In 1930, Groucho and his brothers moved to Hollywood and changed the face of
film comedy forever. There they made Monkey Business, Horse Feathers, Duck
Soup, A Night at the Opera, A Day at the Races, Room Service, At the Circus, Go
West, The Big Store, A Night in Casablanca and Love Happy between
1931 and 1949. The Four Marx Brothers appeared on the cover of Time Magazine in
1932. As a solo, Groucho landed a career on radio and television with his Emmy
Award winning work as the host of the comedy quiz show You Bet Your Life.

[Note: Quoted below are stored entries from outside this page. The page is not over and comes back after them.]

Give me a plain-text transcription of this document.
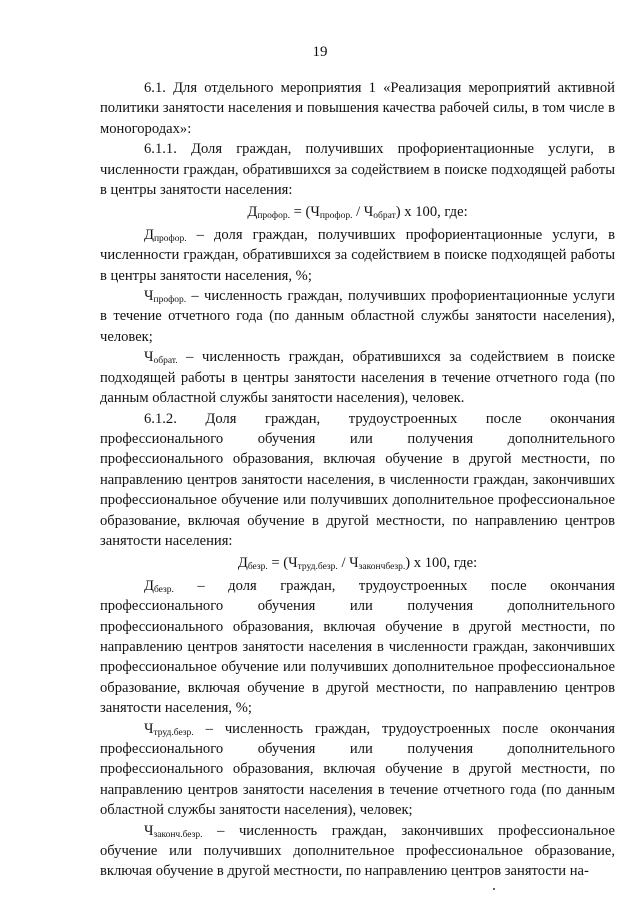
19

6.1. Для отдельного мероприятия 1 «Реализация мероприятий активной политики занятости населения и повышения качества рабочей силы, в том числе в моногородах»:

6.1.1. Доля граждан, получивших профориентационные услуги, в численности граждан, обратившихся за содействием в поиске подходящей работы в центры занятости населения:

$Д_{профор.} = (Ч_{профор.} / Ч_{обрат})$ х 100, где:

$Д_{профор.}$ – доля граждан, получивших профориентационные услуги, в численности граждан, обратившихся за содействием в поиске подходящей работы в центры занятости населения, %;

$Ч_{профор.}$ – численность граждан, получивших профориентационные услуги в течение отчетного года (по данным областной службы занятости населения), человек;

$Ч_{обрат.}$ – численность граждан, обратившихся за содействием в поиске подходящей работы в центры занятости населения в течение отчетного года (по данным областной службы занятости населения), человек.

6.1.2. Доля граждан, трудоустроенных после окончания

профессионального обучения или получения дополнительного профессионального образования, включая обучение в другой местности, по направлению центров занятости населения, в численности граждан, закончивших профессиональное обучение или получивших дополнительное профессиональное образование, включая обучение в другой местности, по направлению центров занятости населения:

$Д_{безр.} = (Ч_{труд.безр.} / Ч_{закончбезр.})$ х 100, где:

$Д_{безр.}$ – доля граждан, трудоустроенных после окончания профессионального обучения или получения дополнительного профессионального образования, включая обучение в другой местности, по направлению центров занятости населения в численности граждан, закончивших профессиональное обучение или получивших дополнительное профессиональное образование, включая обучение в другой местности, по направлению центров занятости населения, %;

$Ч_{труд.безр.}$ – численность граждан, трудоустроенных после окончания профессионального обучения или получения дополнительного профессионального образования, включая обучение в другой местности, по направлению центров занятости населения в течение отчетного года (по данным областной службы занятости населения), человек;

$Ч_{законч.безр.}$ – численность граждан, закончивших профессиональное обучение или получивших дополнительное профессиональное образование, включая обучение в другой местности, по направлению центров занятости на-
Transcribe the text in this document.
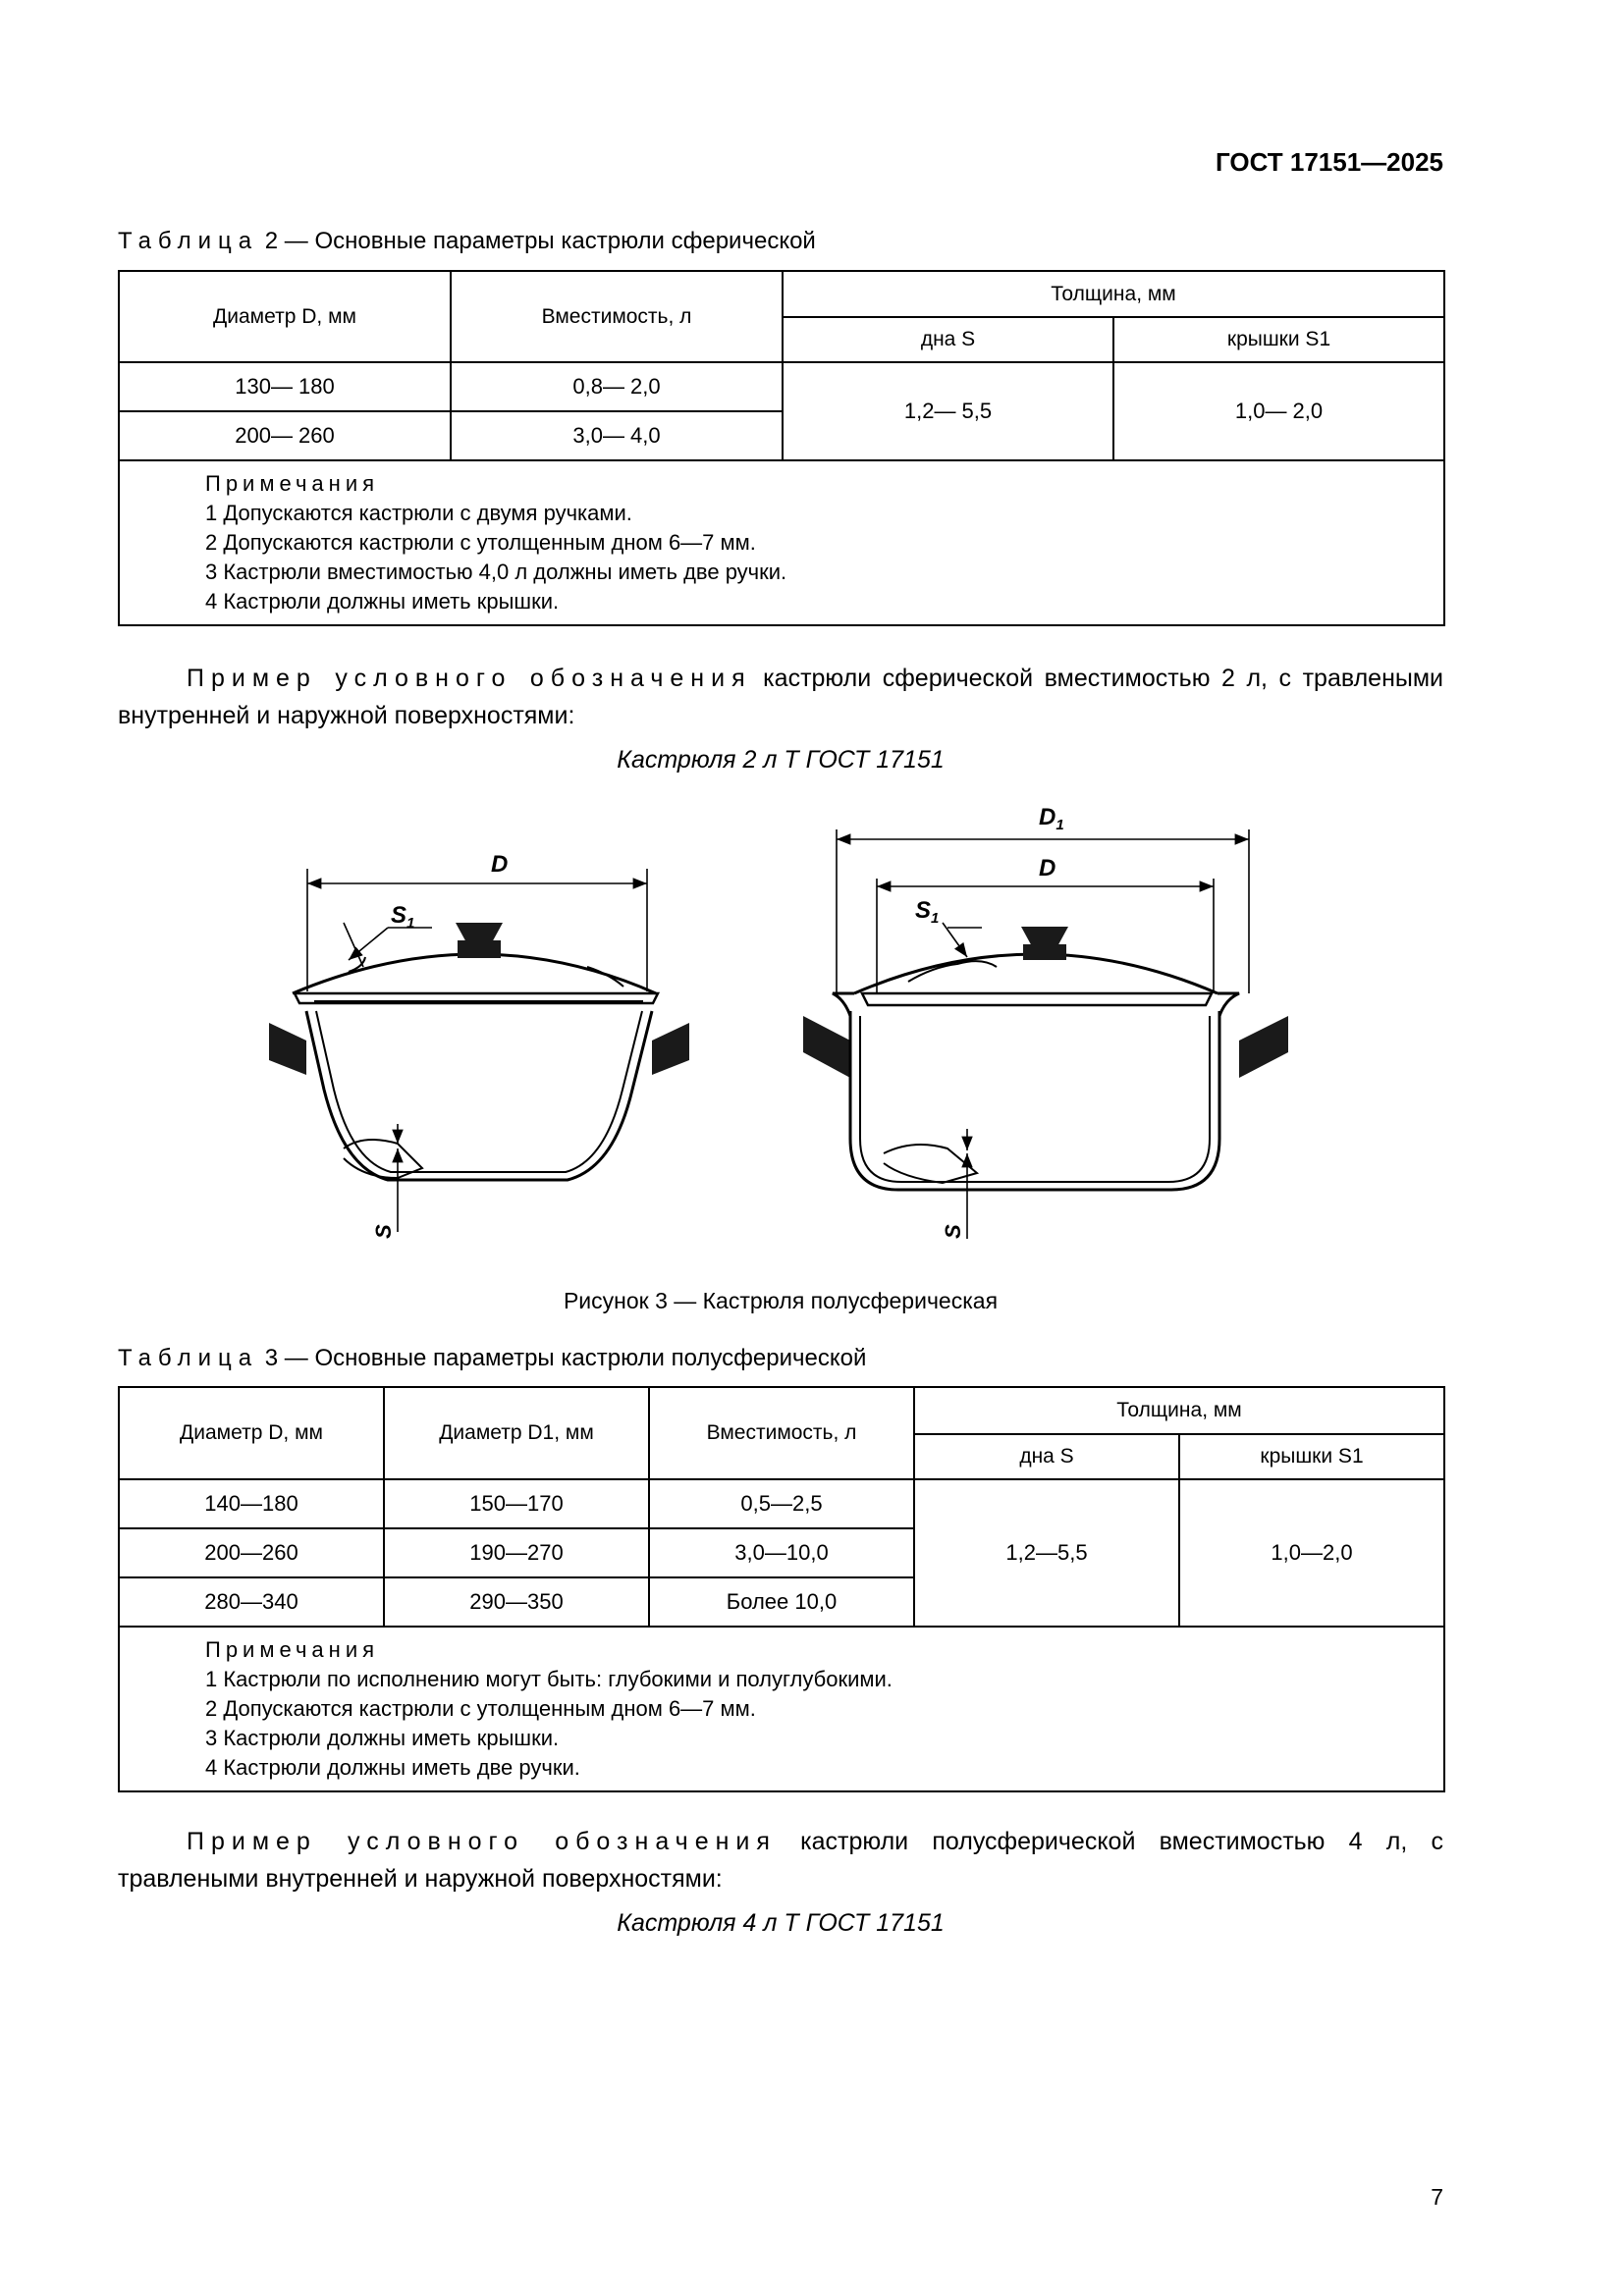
ГОСТ 17151—2025
Таблица 2 — Основные параметры кастрюли сферической
Диаметр D, мм	Вместимость, л	Толщина, мм	
		дна S	крышки S1
130— 180	0,8— 2,0	1,2— 5,5	1,0— 2,0
200— 260	3,0— 4,0		

Примечания
1 Допускаются кастрюли с двумя ручками.
2 Допускаются кастрюли с утолщенным дном 6—7 мм.
3 Кастрюли вместимостью 4,0 л должны иметь две ручки.
4 Кастрюли должны иметь крышки.			
Пример условного обозначения кастрюли сферической вместимостью 2 л, с травлеными внутренней и наружной поверхностями:
Кастрюля 2 л Т ГОСТ 17151
D
$S_1$
S
$D_1$
D
$S_1$
S
Рисунок 3 — Кастрюля полусферическая
Таблица 3 — Основные параметры кастрюли полусферической
Диаметр D, мм	Диаметр D1, мм	Вместимость, л	Толщина, мм	
			дна S	крышки S1
140—180	150—170	0,5—2,5	1,2—5,5	1,0—2,0
200—260	190—270	3,0—10,0		
280—340	290—350	Более 10,0		

Примечания
1 Кастрюли по исполнению могут быть: глубокими и полуглубокими.
2 Допускаются кастрюли с утолщенным дном 6—7 мм.
3 Кастрюли должны иметь крышки.
4 Кастрюли должны иметь две ручки.				
Пример условного обозначения кастрюли полусферической вместимостью 4 л, с травлеными внутренней и наружной поверхностями:
Кастрюля 4 л Т ГОСТ 17151
7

The show flourished for fourteen highly rated seasons from 1947 to 1961 on
ABC radio then NBC television. Groucho was a major fixture in 1950’s television
with his “secret woid” and a duck that dropped from the sky to pay wacky
contestants “an extra hundred dollars.” In the late 1960’s a renewed interest
in the anarchic hijinks of the Marx Brothers swept across the nation-
particularly among college age students. Fortunately, Groucho Marx survived
long enough to experience his renaissance. He made TV appearances, performed at
Carnegie Hall at age 82 and received a special Academy Award in 1974 for “the
brilliant and unequalled achievements of the Marx Brothers.” On August 19, 1977
Groucho Marx died at age 86. His final request? “Bury me next to Marilyn
Monroe.”
Frank Ferrante
(Groucho) is an actor, director, and producer described by The New York Times as
“the greatest living interpreter of Groucho Marx’s material.” Animal
Crackers and A Night at the Opera co-author Morrie Ryskind called him
“the only actor aside from Groucho who delivered my lines as they were
intended.” Discovered by Groucho’s son Arthur when Frank was a drama student at
the University of Southern California, Frank originated the off-Broadway title
role in Groucho: A Life in Revue (written by Arthur) portraying the
comedian from age 15 to 85. For this role, Frank won 1987’s New York’s Theatre
World Award and was nominated for an Outer Critics Circle Award. He reprised
the role in London’s West End and was nominated for the Laurence Olivier Award
for ‘Comedy Performance of the Year.’ Frank played the Groucho role in the
off-Broadway revival of The Cocoanuts and has played Captain Spalding in
the several productions of Animal Crackers winning a Connecticut Critics
Circle Award for his portrayal at Goodspeed Opera House and a Helen Hayes
nomination in Washington D.C. at Arena Stage. In Boston in 1988, he played the
Huntington Theatre in the record-breaking run of Animal Crackers that
landed Frank on the cover of American Theatre magazine. His other regional
roles include Max Prince in Neil Simon’s Laughter on the 23rd
Floor at Philadelphia’s Walnut Street Theatre (which Frank also directed);
George S. Kaufman in By George (a one-man play written by Frank); Tom in
the farce Perfect Wedding; Oscar in The Odd Couple and leads in
The Sunshine Boys, Lady in the Dark, and Anything Goes. Frank
directed M*A*S*H star Jamie Farr in the Kaufman & Hart comedy George
Washington Slept Here and revivals of Simon’s The Sunshine Boys, Brighton
Beach Memoirs, Biloxi Blues, Broadway Bound and Lost in Yonkers. In
1995, he directed and developed the world premiere of the Pulitzer finalist
Old Wicked Songs. In 2001, Frank starred in, directed and produced the
national PBS television program Groucho: A Life in Revue. Frank
currently stars as the comic lead in the European cirque Teatro Zinzanni
in San Francisco and Seattle. In 2007 he became a question on the classic TV
program Jeopardy. “He took his portrayal of Groucho Marx to New York in
1986.” The answer: “Who is Frank Ferrante?”